Three recipients receive Antoinette Brown Awards

Three recipients receive Antoinette Brown Awards

For the first time in its 37-year history, the Antoinette Brown Award was presented to three clergywomen, rather than the usual two, at a GS28 luncheon on Monday.

The three included:

The Rev. Carole Carlson, former Conference Minister for New Hampshire, who was ordained in 1977, was recognized for her pastoral skills and for embodying the spirit of Antoinette Brown — “a trail-blazer, an advocate for justice for women, a voice of protest against abusive power wherever it’s found and a deeply caring pastor.” She was introduced by the Rev. Susan Henderson.
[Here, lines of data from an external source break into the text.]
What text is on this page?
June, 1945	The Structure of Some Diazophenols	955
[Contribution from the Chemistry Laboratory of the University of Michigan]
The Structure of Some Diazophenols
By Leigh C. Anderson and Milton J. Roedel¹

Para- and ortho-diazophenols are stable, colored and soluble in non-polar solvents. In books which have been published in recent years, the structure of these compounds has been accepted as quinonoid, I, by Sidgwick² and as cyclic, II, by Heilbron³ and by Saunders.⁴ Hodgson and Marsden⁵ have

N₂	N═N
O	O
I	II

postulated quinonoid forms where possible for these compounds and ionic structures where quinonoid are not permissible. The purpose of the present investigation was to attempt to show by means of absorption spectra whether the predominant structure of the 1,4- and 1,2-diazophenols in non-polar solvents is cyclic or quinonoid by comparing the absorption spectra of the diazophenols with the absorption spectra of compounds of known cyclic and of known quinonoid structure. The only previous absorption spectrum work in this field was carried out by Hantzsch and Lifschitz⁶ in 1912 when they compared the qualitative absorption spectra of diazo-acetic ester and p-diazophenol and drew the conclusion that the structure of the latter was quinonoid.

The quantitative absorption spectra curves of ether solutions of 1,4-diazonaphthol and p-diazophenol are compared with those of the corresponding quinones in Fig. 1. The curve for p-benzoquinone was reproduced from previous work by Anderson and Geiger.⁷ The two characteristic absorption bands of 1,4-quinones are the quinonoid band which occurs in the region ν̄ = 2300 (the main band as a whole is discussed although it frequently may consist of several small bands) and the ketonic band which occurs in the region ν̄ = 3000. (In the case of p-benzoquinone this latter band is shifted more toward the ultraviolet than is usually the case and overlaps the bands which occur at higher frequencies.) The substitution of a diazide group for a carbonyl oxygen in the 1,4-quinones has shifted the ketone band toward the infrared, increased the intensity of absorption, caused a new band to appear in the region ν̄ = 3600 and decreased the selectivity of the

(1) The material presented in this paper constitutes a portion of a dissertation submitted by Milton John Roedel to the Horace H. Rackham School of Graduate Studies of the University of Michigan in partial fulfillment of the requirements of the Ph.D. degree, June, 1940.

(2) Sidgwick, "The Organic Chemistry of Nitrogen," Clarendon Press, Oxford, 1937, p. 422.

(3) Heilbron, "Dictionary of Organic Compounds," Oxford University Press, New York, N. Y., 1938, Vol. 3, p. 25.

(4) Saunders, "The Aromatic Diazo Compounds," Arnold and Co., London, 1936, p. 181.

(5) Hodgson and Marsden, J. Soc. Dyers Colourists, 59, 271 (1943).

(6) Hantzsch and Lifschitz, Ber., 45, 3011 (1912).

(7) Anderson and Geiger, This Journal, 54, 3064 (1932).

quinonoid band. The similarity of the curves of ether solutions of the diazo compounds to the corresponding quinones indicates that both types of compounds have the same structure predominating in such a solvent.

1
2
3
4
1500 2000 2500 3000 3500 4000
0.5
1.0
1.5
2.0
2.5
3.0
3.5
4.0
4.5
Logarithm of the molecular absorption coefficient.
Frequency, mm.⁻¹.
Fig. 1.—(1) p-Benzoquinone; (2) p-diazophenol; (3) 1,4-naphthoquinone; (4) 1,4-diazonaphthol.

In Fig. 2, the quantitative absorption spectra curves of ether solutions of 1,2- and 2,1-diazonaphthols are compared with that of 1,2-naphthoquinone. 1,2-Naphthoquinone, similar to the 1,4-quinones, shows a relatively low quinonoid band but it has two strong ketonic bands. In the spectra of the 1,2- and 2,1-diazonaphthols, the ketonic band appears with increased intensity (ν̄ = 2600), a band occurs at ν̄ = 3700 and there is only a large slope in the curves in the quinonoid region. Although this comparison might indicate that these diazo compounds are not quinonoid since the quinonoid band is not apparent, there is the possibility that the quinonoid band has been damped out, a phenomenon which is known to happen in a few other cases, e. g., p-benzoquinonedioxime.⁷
The Rev. Barbara Gerlach, an advocate for women who was ordained in 1971, was a significant personality in the creation of the Coordinating Center for Women in Church and Society. She and her husband, the late Rev. John Mack, shared a co-equal pastorate, in Scranton, Penn., and she has been recognized as an artist portraying the suffering of women and children. She was introduced by the Rev. Davida Foy Crabtree.

The Rev. Bernice Powell Jackson, a former executive minister of Justice and Witness Ministries of the UCC, was ordained in the Amistad Chapel in the Church House in 2005. Pastor of First United UCC in Tampa, Fla., she currently serves and president of the North American region of the World Council of Churches. She was introduced by the Rev. Yvonne Delk.

Crabtree, a former award-winner, noted that previous honorees were wearing their “Netties,” their awards, on Monday at General Synod 28 and at home if they were not able to be in Tampa.

The award honors the memory of the first woman ordained in the United States. Antoinette Brown Blackwell attended Oberlin College, graduating in 1847, then lobbied the college for admission into its theological School. She completed seminary in 1850 but was not granted her Doctor of Divinity degree until 1908. She was ordained in 1853 and called to serve the Congregational Church in South Butler, N.Y.

The Rev. Alice Hunt, the 12th of president Chicago Theological Seminary, reviewed the life and character of Antoinette Brown in her keynote address.